Il ricordo più bello di quel tempo da cantante west coast romano?
«Noi che cantiamo a Madrid e Barcellona dopo la caduta del franchismo: erano talmente affamati di libertà che erano disposti a farsi arrestare per non farci sequestrare le chitarre».

E la politica, s’interessa di voi?
«De Gregori dice che la politica si fa viva in campagna elettorale per attirare e strumentalizzarci, mentre degli artisti ci sarebbe bisogno dopo. Sono gli artisti che hanno fatto bella questa città: il Campidoglio l’ha disegnato Michelangelo. Ci trovi Bernini, Canova, Renzo Piano. Gli artisti hanno un’apertura mentale che è utile».

Una telefonata e Paolo Genovese, Marco Giallini e Anna Foglietta in un giorno girano il videoclip de “La Dieta”, la sua ricetta gastronomico-sentimentale.

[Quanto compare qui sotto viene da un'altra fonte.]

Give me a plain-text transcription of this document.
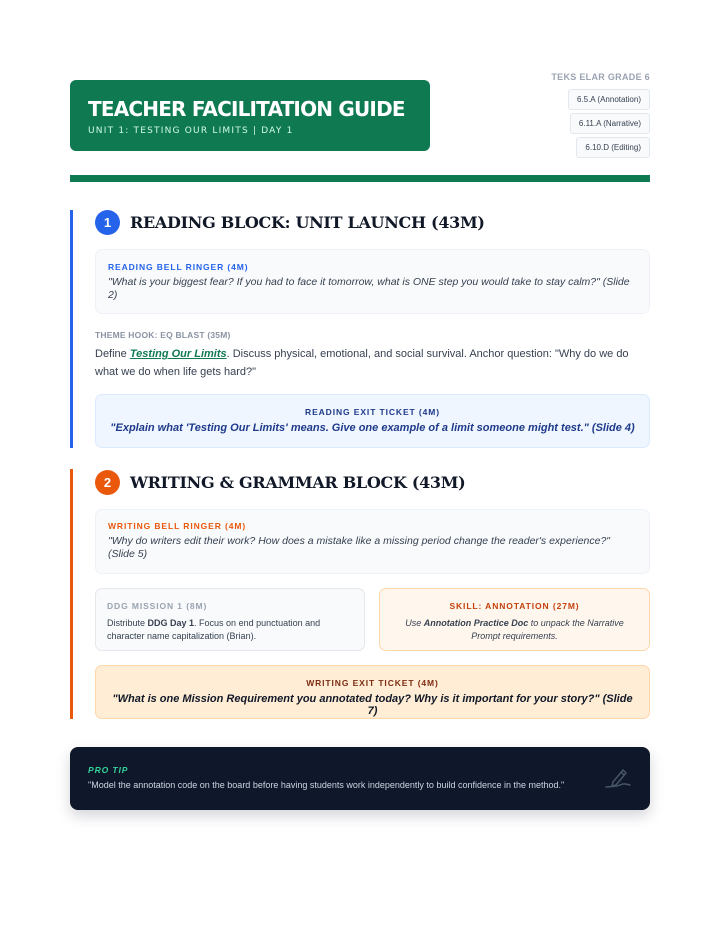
TEACHER FACILITATION GUIDE
UNIT 1: TESTING OUR LIMITS | DAY 1
TEKS ELAR GRADE 6
6.5.A (Annotation)
6.11.A (Narrative)
6.10.D (Editing)
1	READING BLOCK: UNIT LAUNCH (43M)
READING BELL RINGER (4M)
"What is your biggest fear? If you had to face it tomorrow, what is ONE step you would take to stay calm?" (Slide 2)
THEME HOOK: EQ BLAST (35M)
Define Testing Our Limits. Discuss physical, emotional, and social survival. Anchor question: "Why do we do what we do when life gets hard?"
READING EXIT TICKET (4M)
"Explain what 'Testing Our Limits' means. Give one example of a limit someone might test." (Slide 4)
2	WRITING & GRAMMAR BLOCK (43M)
WRITING BELL RINGER (4M)
"Why do writers edit their work? How does a mistake like a missing period change the reader's experience?" (Slide 5)
DDG MISSION 1 (8M)
Distribute DDG Day 1. Focus on end punctuation and character name capitalization (Brian).
SKILL: ANNOTATION (27M)
Use Annotation Practice Doc to unpack the Narrative Prompt requirements.
WRITING EXIT TICKET (4M)
"What is one Mission Requirement you annotated today? Why is it important for your story?" (Slide 7)
PRO TIP
"Model the annotation code on the board before having students work independently to build confidence in the method."
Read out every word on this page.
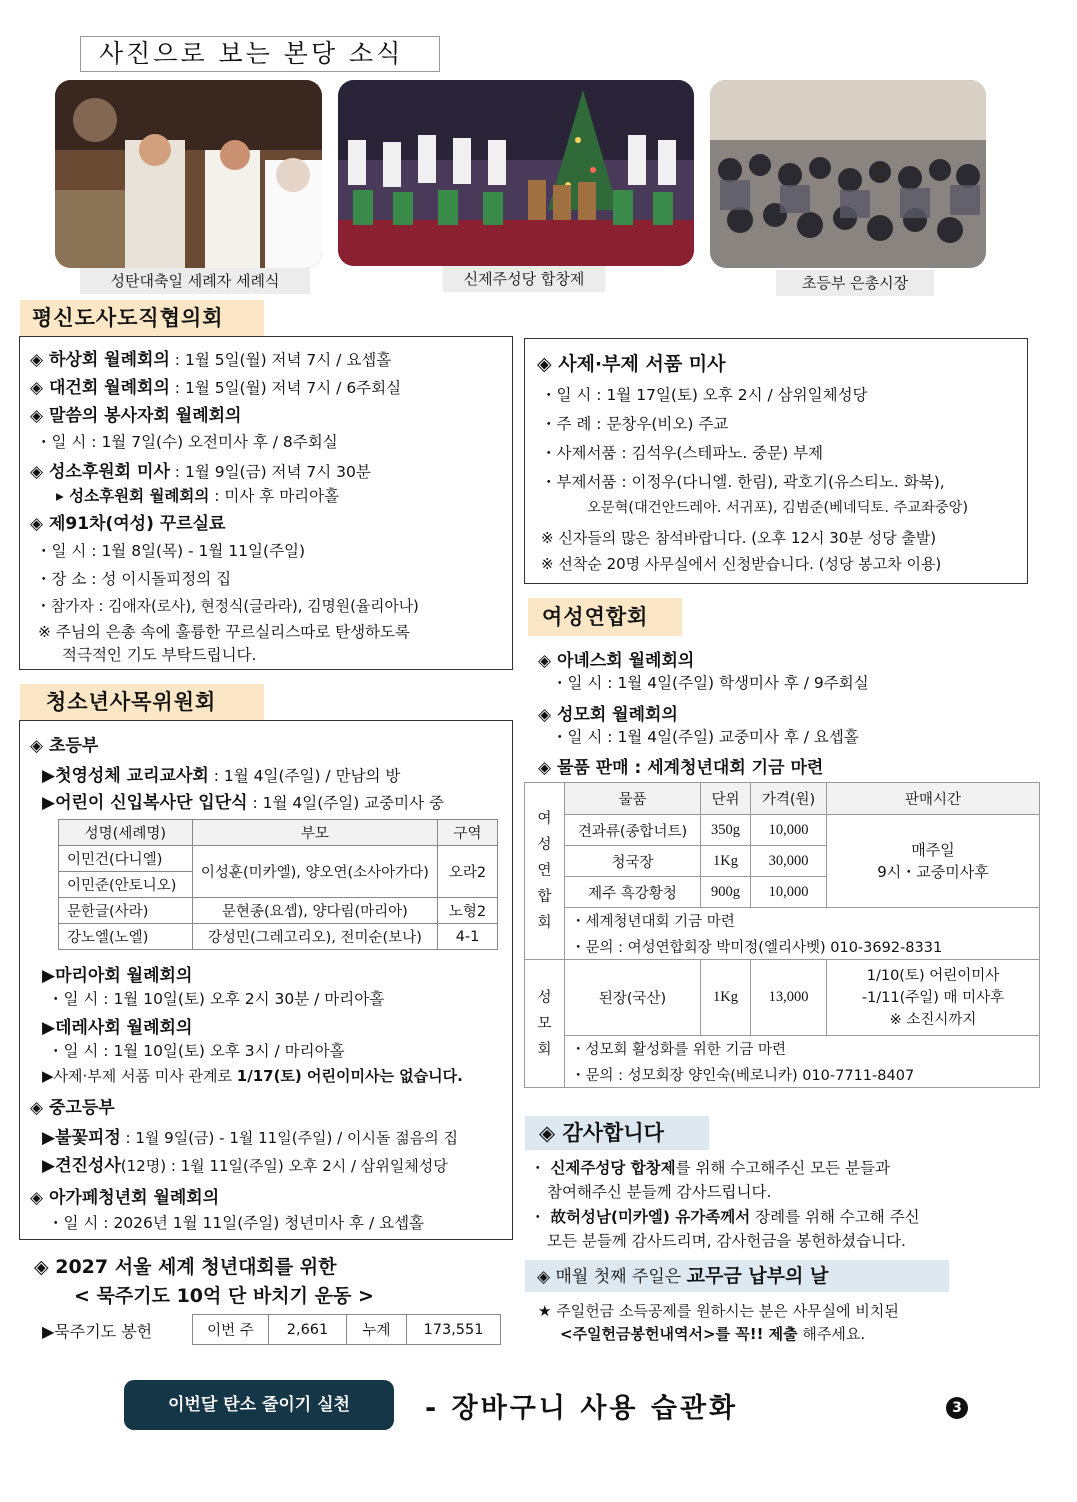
사진으로 보는 본당 소식
성탄대축일 세례자 세례식	신제주성당 합창제	초등부 은총시장
평신도사도직협의회
◈ 하상회 월례회의 : 1월 5일(월) 저녁 7시 / 요셉홀
◈ 대건회 월례회의 : 1월 5일(월) 저녁 7시 / 6주회실
◈ 말씀의 봉사자회 월례회의
・일 시 : 1월 7일(수) 오전미사 후 / 8주회실
◈ 성소후원회 미사 : 1월 9일(금) 저녁 7시 30분
▸ 성소후원회 월례회의 : 미사 후 마리아홀
◈ 제91차(여성) 꾸르실료
・일 시 : 1월 8일(목) - 1월 11일(주일)
・장 소 : 성 이시돌피정의 집
・참가자 : 김애자(로사), 현정식(글라라), 김명원(율리아나)
※ 주님의 은총 속에 훌륭한 꾸르실리스따로 탄생하도록
적극적인 기도 부탁드립니다.
청소년사목위원회
◈ 초등부
▶첫영성체 교리교사회 : 1월 4일(주일) / 만남의 방
▶어린이 신입복사단 입단식 : 1월 4일(주일) 교중미사 중
성명(세례명)	부모	구역
이민건(다니엘)	이성훈(미카엘), 양오연(소사아가다)	오라2
이민준(안토니오)		
문한글(사라)	문현종(요셉), 양다림(마리아)	노형2
강노엘(노엘)	강성민(그레고리오), 전미순(보나)	4-1
▶마리아회 월례회의
・일 시 : 1월 10일(토) 오후 2시 30분 / 마리아홀
▶데레사회 월례회의
・일 시 : 1월 10일(토) 오후 3시 / 마리아홀
▶사제·부제 서품 미사 관계로 1/17(토) 어린이미사는 없습니다.
◈ 중고등부
▶불꽃피정 : 1월 9일(금) - 1월 11일(주일) / 이시돌 젊음의 집
▶견진성사(12명) : 1월 11일(주일) 오후 2시 / 삼위일체성당
◈ 아가페청년회 월례회의
・일 시 : 2026년 1월 11일(주일) 청년미사 후 / 요셉홀
◈ 2027 서울 세계 청년대회를 위한
< 묵주기도 10억 단 바치기 운동 >
▶묵주기도 봉헌	이번 주	2,661	누계	173,551
◈ 사제·부제 서품 미사
・일 시 : 1월 17일(토) 오후 2시 / 삼위일체성당
・주 례 : 문창우(비오) 주교
・사제서품 : 김석우(스테파노. 중문) 부제
・부제서품 : 이정우(다니엘. 한림), 곽호기(유스티노. 화북),
오문혁(대건안드레아. 서귀포), 김범준(베네딕토. 주교좌중앙)
※ 신자들의 많은 참석바랍니다. (오후 12시 30분 성당 출발)
※ 선착순 20명 사무실에서 신청받습니다. (성당 봉고차 이용)
여성연합회
◈ 아녜스회 월례회의
・일 시 : 1월 4일(주일) 학생미사 후 / 9주회실
◈ 성모회 월례회의
・일 시 : 1월 4일(주일) 교중미사 후 / 요셉홀
◈ 물품 판매 : 세계청년대회 기금 마련
여
성
연
합
회	물품	단위	가격(원)	판매시간
	견과류(종합너트)	350g	10,000	매주일
9시・교중미사후
	청국장	1Kg	30,000	
	제주 흑강황청	900g	10,000	
	・세계청년대회 기금 마련			
	・문의 : 여성연합회장 박미정(엘리사벳) 010-3692-8331			
성
모
회	된장(국산)	1Kg	13,000	1/10(토) 어린이미사
-1/11(주일) 매 미사후
※ 소진시까지
	・성모회 활성화를 위한 기금 마련			
	・문의 : 성모회장 양인숙(베로니카) 010-7711-8407			
◈ 감사합니다
・ 신제주성당 합창제를 위해 수고해주신 모든 분들과
참여해주신 분들께 감사드립니다.
・ 故허성남(미카엘) 유가족께서 장례를 위해 수고해 주신
모든 분들께 감사드리며, 감사헌금을 봉헌하셨습니다.
◈ 매월 첫째 주일은 교무금 납부의 날
★ 주일헌금 소득공제를 원하시는 분은 사무실에 비치된
<주일헌금봉헌내역서>를 꼭!! 제출 해주세요.
이번달 탄소 줄이기 실천	- 장바구니 사용 습관화	3
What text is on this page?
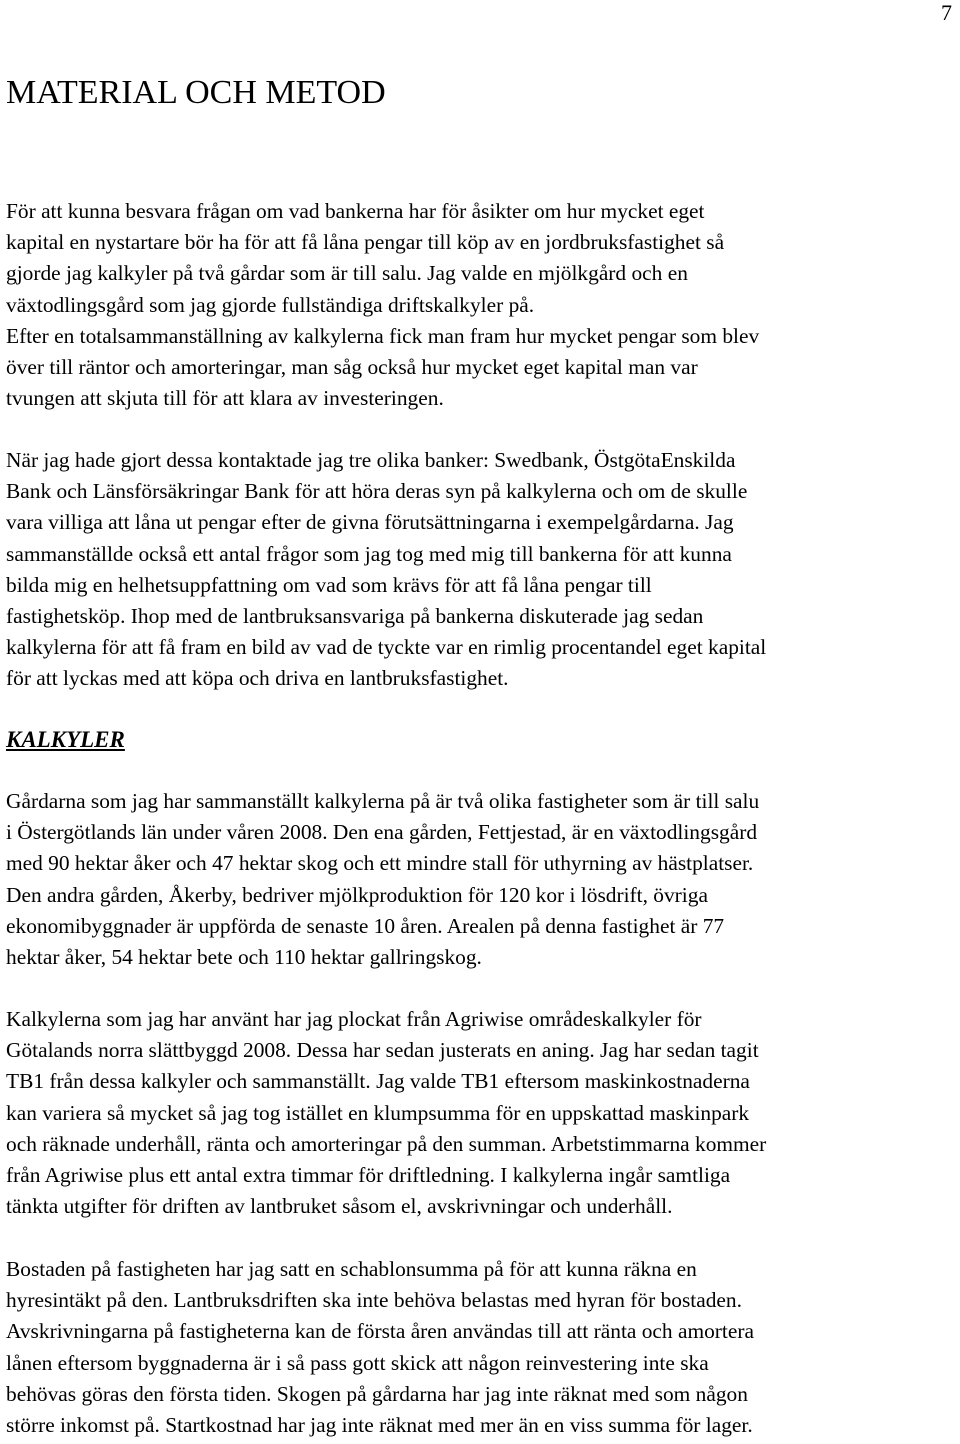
7
MATERIAL OCH METOD
För att kunna besvara frågan om vad bankerna har för åsikter om hur mycket eget
kapital en nystartare bör ha för att få låna pengar till köp av en jordbruksfastighet så
gjorde jag kalkyler på två gårdar som är till salu. Jag valde en mjölkgård och en
växtodlingsgård som jag gjorde fullständiga driftskalkyler på.
Efter en totalsammanställning av kalkylerna fick man fram hur mycket pengar som blev
över till räntor och amorteringar, man såg också hur mycket eget kapital man var
tvungen att skjuta till för att klara av investeringen.
När jag hade gjort dessa kontaktade jag tre olika banker: Swedbank, ÖstgötaEnskilda
Bank och Länsförsäkringar Bank för att höra deras syn på kalkylerna och om de skulle
vara villiga att låna ut pengar efter de givna förutsättningarna i exempelgårdarna. Jag
sammanställde också ett antal frågor som jag tog med mig till bankerna för att kunna
bilda mig en helhetsuppfattning om vad som krävs för att få låna pengar till
fastighetsköp. Ihop med de lantbruksansvariga på bankerna diskuterade jag sedan
kalkylerna för att få fram en bild av vad de tyckte var en rimlig procentandel eget kapital
för att lyckas med att köpa och driva en lantbruksfastighet.
KALKYLER
Gårdarna som jag har sammanställt kalkylerna på är två olika fastigheter som är till salu
i Östergötlands län under våren 2008. Den ena gården, Fettjestad, är en växtodlingsgård
med 90 hektar åker och 47 hektar skog och ett mindre stall för uthyrning av hästplatser.
Den andra gården, Åkerby, bedriver mjölkproduktion för 120 kor i lösdrift, övriga
ekonomibyggnader är uppförda de senaste 10 åren. Arealen på denna fastighet är 77
hektar åker, 54 hektar bete och 110 hektar gallringskog.
Kalkylerna som jag har använt har jag plockat från Agriwise områdeskalkyler för
Götalands norra slättbyggd 2008. Dessa har sedan justerats en aning. Jag har sedan tagit
TB1 från dessa kalkyler och sammanställt. Jag valde TB1 eftersom maskinkostnaderna
kan variera så mycket så jag tog istället en klumpsumma för en uppskattad maskinpark
och räknade underhåll, ränta och amorteringar på den summan. Arbetstimmarna kommer
från Agriwise plus ett antal extra timmar för driftledning. I kalkylerna ingår samtliga
tänkta utgifter för driften av lantbruket såsom el, avskrivningar och underhåll.
Bostaden på fastigheten har jag satt en schablonsumma på för att kunna räkna en
hyresintäkt på den. Lantbruksdriften ska inte behöva belastas med hyran för bostaden.
Avskrivningarna på fastigheterna kan de första åren användas till att ränta och amortera
lånen eftersom byggnaderna är i så pass gott skick att någon reinvestering inte ska
behövas göras den första tiden. Skogen på gårdarna har jag inte räknat med som någon
större inkomst på. Startkostnad har jag inte räknat med mer än en viss summa för lager.
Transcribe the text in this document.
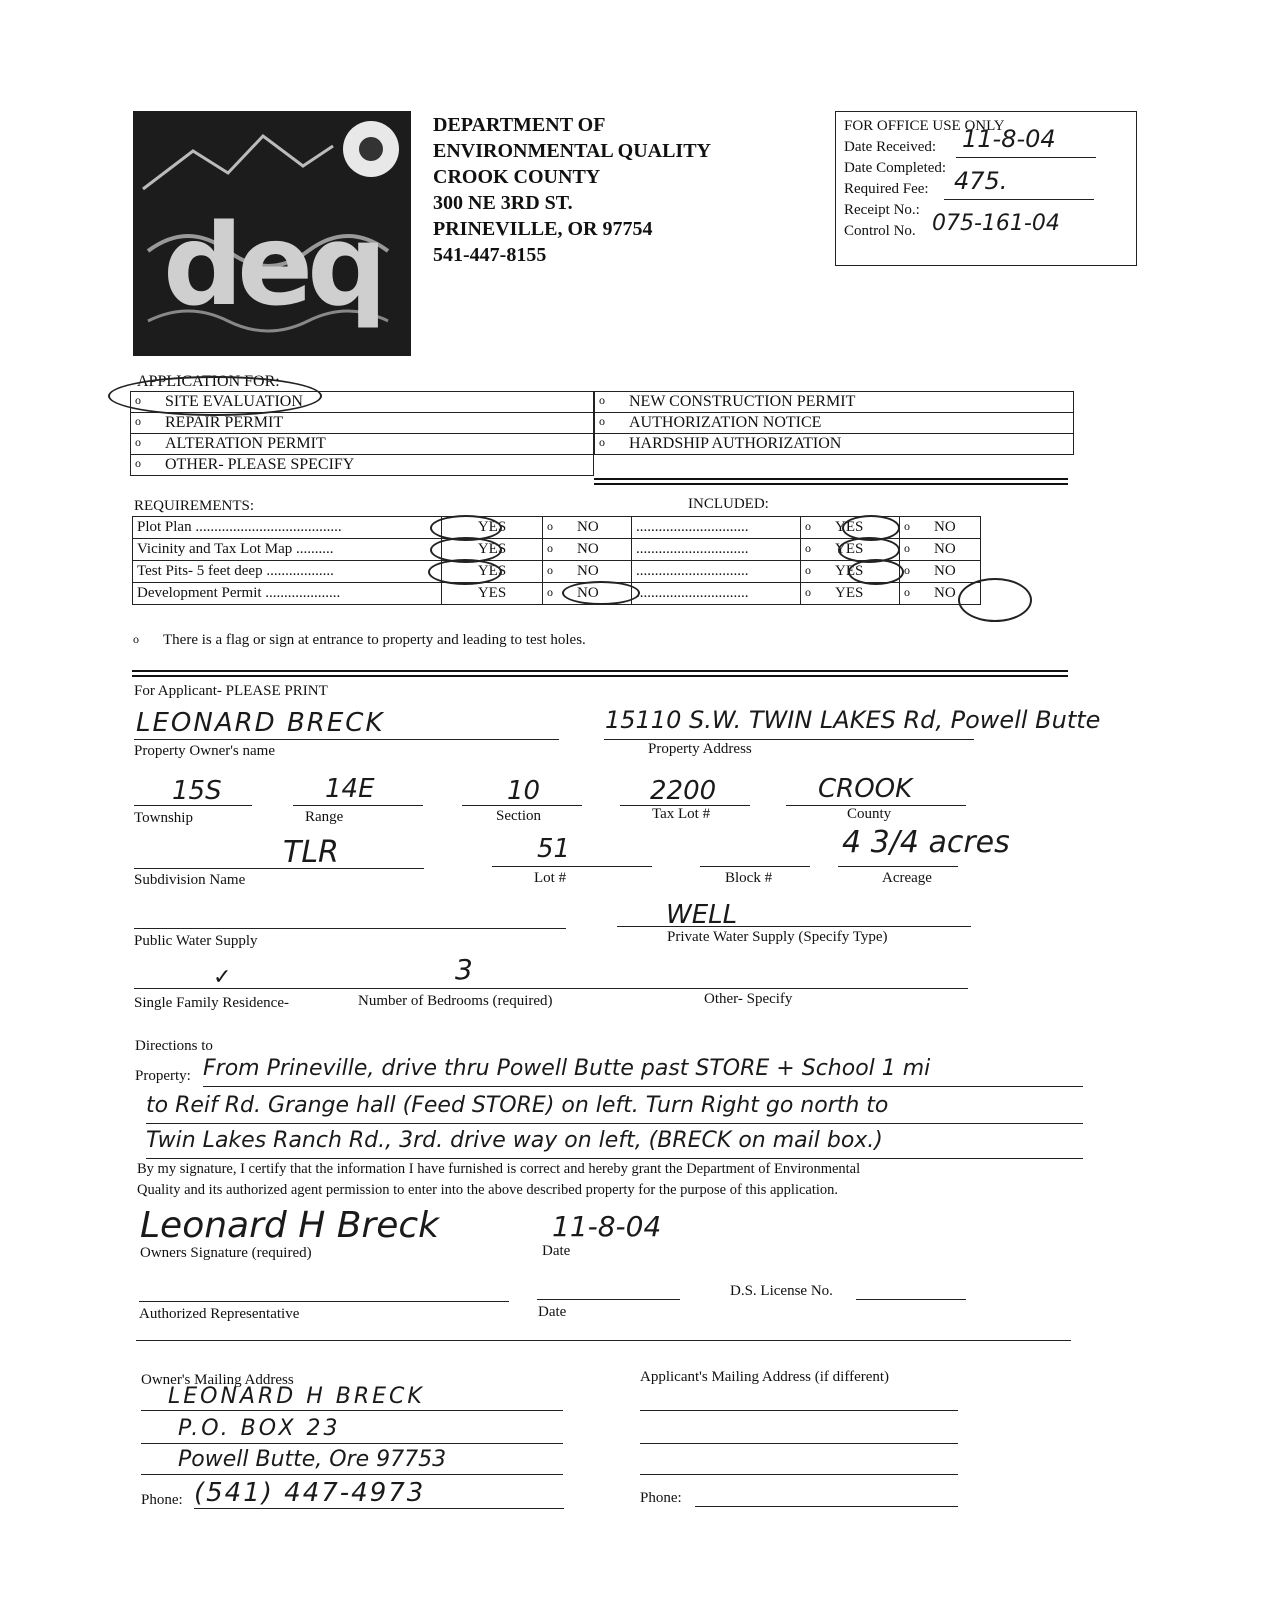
deq
DEPARTMENT OF
ENVIRONMENTAL QUALITY
CROOK COUNTY
300 NE 3RD ST.
PRINEVILLE, OR 97754
541-447-8155
FOR OFFICE USE ONLY
Date Received: 11-8-04
Date Completed:
Required Fee: 475.
Receipt No.:
Control No. 075-161-04
APPLICATION FOR:
o SITE EVALUATION
o REPAIR PERMIT
o ALTERATION PERMIT
o OTHER- PLEASE SPECIFY
o NEW CONSTRUCTION PERMIT
o AUTHORIZATION NOTICE
o HARDSHIP AUTHORIZATION
REQUIREMENTS:	INCLUDED:
Plot Plan .......................................	YES	o NO	..............................	o YES	o NO
Vicinity and Tax Lot Map ..........	YES	o NO	..............................	o YES	o NO
Test Pits- 5 feet deep ..................	YES	o NO	..............................	o YES	o NO
Development Permit ....................	YES	o NO	..............................	o YES	o NO
o There is a flag or sign at entrance to property and leading to test holes.
For Applicant- PLEASE PRINT
LEONARD BRECK
Property Owner's name
15110 S.W. TWIN LAKES Rd, Powell Butte
Property Address
15S
Township
14E
Range
10
Section
2200
Tax Lot #
CROOK
County
TLR
Subdivision Name
51
Lot #	Block #
4 3/4 acres
Acreage
Public Water Supply
WELL
Private Water Supply (Specify Type)
✓	3
Single Family Residence-	Number of Bedrooms (required)	Other- Specify
Directions to
Property: From Prineville, drive thru Powell Butte past STORE + School 1 mi
to Reif Rd. Grange hall (Feed STORE) on left. Turn Right go north to
Twin Lakes Ranch Rd., 3rd. drive way on left, (BRECK on mail box.)
By my signature, I certify that the information I have furnished is correct and hereby grant the Department of Environmental
Quality and its authorized agent permission to enter into the above described property for the purpose of this application.
Leonard H Breck
Owners Signature (required)
11-8-04
Date
D.S. License No.
Authorized Representative	Date
Owner's Mailing Address
LEONARD H BRECK
P.O. BOX 23
Powell Butte, Ore 97753
Phone: (541) 447-4973
Applicant's Mailing Address (if different)
Phone:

Genovese presenta il suo libro e lei suona. Sembra un movimento di romani antichi e moderni uniti per la qualità.
«C’è affinità e partecipazione al lavoro degli altri, c’è comunità. Paolo mi fa vedere le scene in anteprima. Io vado a Sanremo e chiedo ad Anna di fare il duetto. Sappiamo ancora innamorarci di un progetto. Il Social Club è stato questo: ho avuto Motta, Mannarino, Brunori, Calcutta e De Gregori o Giorgia. Non ci troviamo in un locale, ma se chiami l’adunata rispondono tutti».

Luca, “Roma è de tutti”, certo. Ma Roma centro è dei Barbarossa.
«Nato intorno a via del Corso, con una storia di romanità bellissima da raccontare: piccoli artigiani e grandi sfide.
Nonno era detto Forbicetta, il barbiere del Centro e il suo vicino Otello, il famoso ristoratore del Ghetto, il locale degli artisti. Nonno romanista, Otello laziale: ad ogni derby si aspettava la scommessa. Vince la Roma e Forbicetta, Otello va a bottega a spazzare i capelli. Vince la Lazio, Forbicetta a servire ai tavoli di Otello. Una Roma bella da ricordare, il 29 proviamo ad avere tutto lo stesso spirito all’Auditorium».